Since the specific volume is constant, then $\Delta s_{12} = \int_{T_{1}}^{T_{2}} c_{v}\cdot\frac{dT}{T} + R \cdot ln(\frac{v_{2}}{v_{1}})$ reduces to $\Delta s_{12} = \int_{T_{1}}^{T_{2}} c_{v}\cdot\frac{dT}{T}$. Also, since specific heat is assumed to be constant and evaluated at the average temperature, then

$$\Delta s_{12} = c_{v, 400 K}\cdot ln(\frac{T_{2}}{T_{1}})$$

c_v_400 = 0.726                             # specific heat at constant volume at 400 K [kJ/(kg-K)]
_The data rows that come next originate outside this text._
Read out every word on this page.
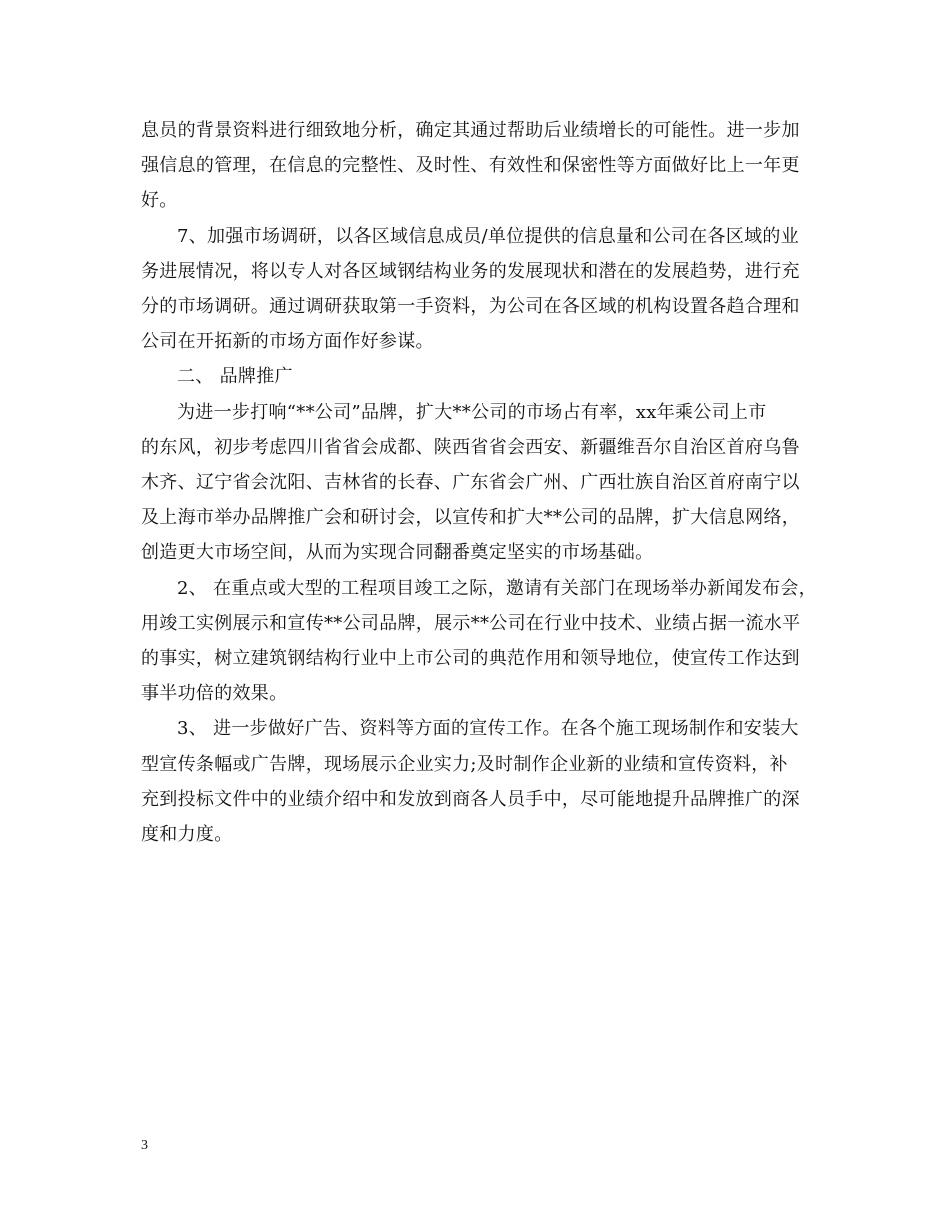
息员的背景资料进行细致地分析，确定其通过帮助后业绩增长的可能性。进一步加
强信息的管理，在信息的完整性、及时性、有效性和保密性等方面做好比上一年更
好。

7、加强市场调研，以各区域信息成员/单位提供的信息量和公司在各区域的业
务进展情况，将以专人对各区域钢结构业务的发展现状和潜在的发展趋势，进行充
分的市场调研。通过调研获取第一手资料，为公司在各区域的机构设置各趋合理和
公司在开拓新的市场方面作好参谋。

二、 品牌推广

为进一步打响“**公司”品牌，扩大**公司的市场占有率，xx年乘公司上市
的东风，初步考虑四川省省会成都、陕西省省会西安、新疆维吾尔自治区首府乌鲁
木齐、辽宁省会沈阳、吉林省的长春、广东省会广州、广西壮族自治区首府南宁以
及上海市举办品牌推广会和研讨会，以宣传和扩大**公司的品牌，扩大信息网络，
创造更大市场空间，从而为实现合同翻番奠定坚实的市场基础。

2、 在重点或大型的工程项目竣工之际，邀请有关部门在现场举办新闻发布会，
用竣工实例展示和宣传**公司品牌，展示**公司在行业中技术、业绩占据一流水平
的事实，树立建筑钢结构行业中上市公司的典范作用和领导地位，使宣传工作达到
事半功倍的效果。

3、 进一步做好广告、资料等方面的宣传工作。在各个施工现场制作和安装大
型宣传条幅或广告牌，现场展示企业实力;及时制作企业新的业绩和宣传资料，补
充到投标文件中的业绩介绍中和发放到商各人员手中，尽可能地提升品牌推广的深
度和力度。

3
delta_s_b = c_v_400*math.log(T_ratio)       # change in specific entropy, spec heat at T_avg [kJ/(kg-K)]

print('delta_s_b = ',round(delta_s_b,3),'(kJ/(kg-K))')

delta_s_b =  0.371 (kJ/(kg-K))

c) Constant specific heat for air evaluated at the initial temperature

$$\Delta s_{12} = c_{v, 300 K}\cdot ln(\frac{T_{2}}{T_{1}})$$

c_v_300 = 0.718                             # specific heat at constant volume at 300 K [kJ/(kg-K)]

delta_s_c = c_v_300*math.log(T_ratio)       # change in specific entropy, spec heat at T_i [kJ/(kg-K)]

print('delta_s_c = ',round(delta_s_c,3),'(kJ/(kg-K))')

delta_s_c =  0.367 (kJ/(kg-K))

The three approaches give almost the same results!